Each bin 402 in the Hough space represents a discrete range of angles and a discrete range of distance vectors. FIG. 5 shows an instance of a quantization of the angles for a Hough space, where 360° is divided into 64 bins. Each of the 64 bins has a range of 5.62 degrees per bin, where the first bin accommodates the angles within 0-5.62°, the second bin accommodates the angles within 5.62°-11.24°, and so on.
Typically, the line-angle range and/or distance-vector range for each bin in the Hough space, and the divisions of ranges between the bins, are driven by system and application parameters, and often do not exactly represent the line angles or distance vectors in a given. image. Thus, the partitioning of the line angle and: the distance vector into discrete bins hinders detecting lines whose edge points straddle the boundaries, such as lines with a line angle of 5.62°, in the above example. The edge points of such lines, typically, transform into more than one bin, thus, it is more difficult to detect these lines, as is further discussed in J. Brian Burns, Allen R. Hanson, and Edward M. Riseman, “Extracting Straight Lines”, IEEE Transactions on Pattern Analysis and Machine Intelligence, 8(4), 1986.
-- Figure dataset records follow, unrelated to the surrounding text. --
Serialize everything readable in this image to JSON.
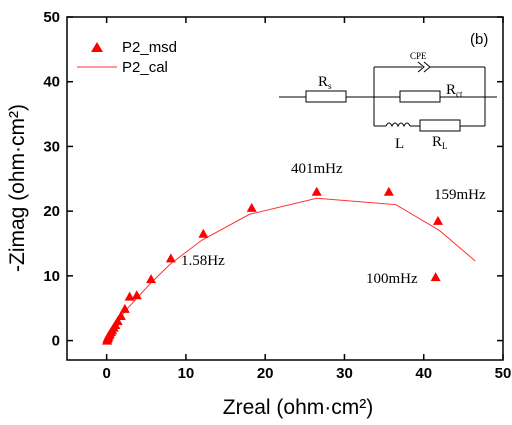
{
  "chart_data": {
    "type": "scatter",
    "panel_label": "(b)",
    "xlabel": "Zreal (ohm·cm²)",
    "ylabel": "-Zimag (ohm·cm²)",
    "xlim": [
      -5,
      50
    ],
    "ylim": [
      -3,
      50
    ],
    "x_ticks": [
      0,
      10,
      20,
      30,
      40,
      50
    ],
    "y_ticks": [
      0,
      10,
      20,
      30,
      40,
      50
    ],
    "legend_position": "top-left",
    "series": [
      {
        "name": "P2_msd",
        "style": "red-triangle-markers",
        "color": "#ff0000",
        "x": [
          0.05,
          0.1,
          0.15,
          0.2,
          0.3,
          0.4,
          0.55,
          0.7,
          0.9,
          1.1,
          1.4,
          1.8,
          2.3,
          2.9,
          3.8,
          5.6,
          8.1,
          12.2,
          18.3,
          26.5,
          35.6,
          41.8,
          41.5
        ],
        "y": [
          0.0,
          0.2,
          0.4,
          0.6,
          0.8,
          1.0,
          1.3,
          1.6,
          2.0,
          2.4,
          3.0,
          3.8,
          4.9,
          6.8,
          7.0,
          9.5,
          12.7,
          16.5,
          20.5,
          23.0,
          23.0,
          18.5,
          9.8
        ]
      },
      {
        "name": "P2_cal",
        "style": "red-line",
        "color": "#ff3333",
        "x": [
          0.0,
          0.3,
          0.8,
          1.5,
          2.5,
          4.0,
          5.5,
          8.0,
          12.0,
          18.0,
          26.5,
          36.5,
          42.0,
          46.5
        ],
        "y": [
          0.0,
          0.9,
          2.0,
          3.2,
          4.8,
          6.8,
          8.8,
          11.8,
          15.5,
          19.5,
          22.0,
          21.0,
          17.0,
          12.3
        ]
      }
    ],
    "annotations": [
      "1.58Hz",
      "401mHz",
      "159mHz",
      "100mHz"
    ],
    "circuit": {
      "cpe_label": "CPE",
      "rs_label": "R",
      "rs_sub": "s",
      "rct_label": "R",
      "rct_sub": "ct",
      "l_label": "L",
      "rl_label": "R",
      "rl_sub": "L"
    }
  }
}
The effects of dispersion and the number of partitions in an axis are decreased by increasing the range of data accepted in each bin. However, increasing the range decreases precision of the line angles and/or distance vectors. As illustrated using FIG. 6, which depicts a 59° line 600 and a 51° line 610 and their respective discrete-angle histograms 602 and 612 derived from a Hough space. A Hough space created using a four-bit representation for angle partitions the line-angle axis of the Hough space so that the edge points 604 and 614 of both lines 600 and 610 all map to bin two in the Hough space. Thus, the ability is lost to distinguish between a 51° line and 59° line in Hough space.
Other techniques known in the art, such as a Point Spread Function update method, for example, also decrease dispersion effects. For each edge point, the Point Spread Function update method increments more than one bin with a partial weighting. Although the edge points do not contribute 100% to the weight of the appropriate bin, it is less likely any edge points fail completely to contribute to the weight of the appropriate bin. Although the Point Spread Function update method compensates, in part, for dispersion, it also causes a loss of precision because the Point Spread Function tends to smear the Hough space peaks.
An additional problem with image processing smaller contours is the inability to identify appropriate groupings of edge points of each contour given the superfluous noise and background clutter. The paper W. Eric L. Grimson and Daniel P. Huttenlocher “On the Sensitivity of the Hough Transform for Object Recognition,” Transactions on Pattern Analysis and Machine Intelligence, 12(3), 1990, discusses how line finding and object detection using Hough transforms suffers from superfluous noise and background clutter, particularly when trying to detect shorter lines.
Also, the Hough transform is only as precise as the underlying edge-point data, which is limited according to current technology. Further, the precision cannot be greatly increased by interpolating the edge-point data to a higher number of bits because, eventually, the interpolated bits do not represent meaningful precision.